Published online by Cambridge University Press: 05 September 2012
In the years after the First World War, democratic revisionists waged a war for the soul and the future of the international socialist movement. Confronted with an exhausted orthodox Marxism and a rising radical right, the sharpest revisionists developed a new strategy for the left based on state control of the market and communitarian appeals. Although these insurgents gained followers in countries across Europe, they were unable to capture control of any major socialist party on the continent. Only in Scandinavia – and particularly in Sweden – did socialists embrace the new course wholeheartedly.
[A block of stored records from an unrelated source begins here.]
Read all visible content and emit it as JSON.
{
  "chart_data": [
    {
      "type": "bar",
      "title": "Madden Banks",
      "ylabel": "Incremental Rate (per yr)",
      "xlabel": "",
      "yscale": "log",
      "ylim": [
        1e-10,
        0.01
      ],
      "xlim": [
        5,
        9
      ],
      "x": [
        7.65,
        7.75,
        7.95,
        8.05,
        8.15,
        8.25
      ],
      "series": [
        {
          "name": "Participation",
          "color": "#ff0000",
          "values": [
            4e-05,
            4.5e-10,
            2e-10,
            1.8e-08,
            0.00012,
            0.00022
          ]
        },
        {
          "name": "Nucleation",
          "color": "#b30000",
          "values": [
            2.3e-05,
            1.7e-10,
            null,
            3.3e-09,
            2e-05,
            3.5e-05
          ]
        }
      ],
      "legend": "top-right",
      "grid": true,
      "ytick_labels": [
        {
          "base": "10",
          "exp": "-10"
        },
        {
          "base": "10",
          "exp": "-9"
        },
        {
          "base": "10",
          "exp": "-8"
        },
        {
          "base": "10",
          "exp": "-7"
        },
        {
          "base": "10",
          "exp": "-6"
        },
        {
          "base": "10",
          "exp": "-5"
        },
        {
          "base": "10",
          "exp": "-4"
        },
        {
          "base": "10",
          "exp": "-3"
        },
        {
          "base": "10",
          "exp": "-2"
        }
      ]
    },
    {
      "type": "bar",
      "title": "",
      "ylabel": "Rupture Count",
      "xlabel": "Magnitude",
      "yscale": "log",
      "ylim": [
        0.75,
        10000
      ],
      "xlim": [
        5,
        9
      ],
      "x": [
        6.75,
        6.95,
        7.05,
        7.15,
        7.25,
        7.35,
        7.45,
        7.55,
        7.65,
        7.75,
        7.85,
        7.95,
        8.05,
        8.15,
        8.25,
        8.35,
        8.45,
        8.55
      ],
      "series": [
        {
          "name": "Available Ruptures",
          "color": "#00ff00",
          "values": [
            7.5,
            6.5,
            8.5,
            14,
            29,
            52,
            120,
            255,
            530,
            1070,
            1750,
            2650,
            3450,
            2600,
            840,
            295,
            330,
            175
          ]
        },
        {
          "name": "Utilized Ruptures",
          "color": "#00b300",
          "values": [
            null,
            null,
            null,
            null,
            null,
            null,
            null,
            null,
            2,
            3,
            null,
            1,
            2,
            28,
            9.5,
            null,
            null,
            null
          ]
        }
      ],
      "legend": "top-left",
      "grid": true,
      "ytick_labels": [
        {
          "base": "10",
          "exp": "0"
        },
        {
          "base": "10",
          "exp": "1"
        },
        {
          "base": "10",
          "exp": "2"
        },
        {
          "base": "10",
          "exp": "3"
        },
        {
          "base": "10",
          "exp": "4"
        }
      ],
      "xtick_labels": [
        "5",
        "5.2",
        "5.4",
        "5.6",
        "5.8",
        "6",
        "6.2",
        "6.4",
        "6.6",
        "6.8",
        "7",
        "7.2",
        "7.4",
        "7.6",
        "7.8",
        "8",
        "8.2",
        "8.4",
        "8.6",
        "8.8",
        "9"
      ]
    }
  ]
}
And it was thus only in Sweden that socialists were able to outmaneuver the radical right and cement a stable majority coalition, escaping the collapse of the left and democracy that occurred elsewhere in Europe. The key to understanding the Swedish SAP's remarkable success in the interwar years lies in the triumph of democratic revisionism several decades earlier.
Democratic Revisionism in Sweden
From its inception, the SAP's view of Marxism was flexible and undogmatic, a stance facilitated by the party's peripheral position in the international socialist movement and by the long-term leadership of Hjalmar Branting (the SAP's leader from its founding in 1889 to his death in 1925). Branting was a democratic revisionist through and through, and, having started his career in liberal circles, his views were shaped by his continuing relationship with them; this not only allowed for extensive cooperation between socialists and liberals, but also manifested itself in Branting's conviction that socialism was the next logical step toward liberalism's completion.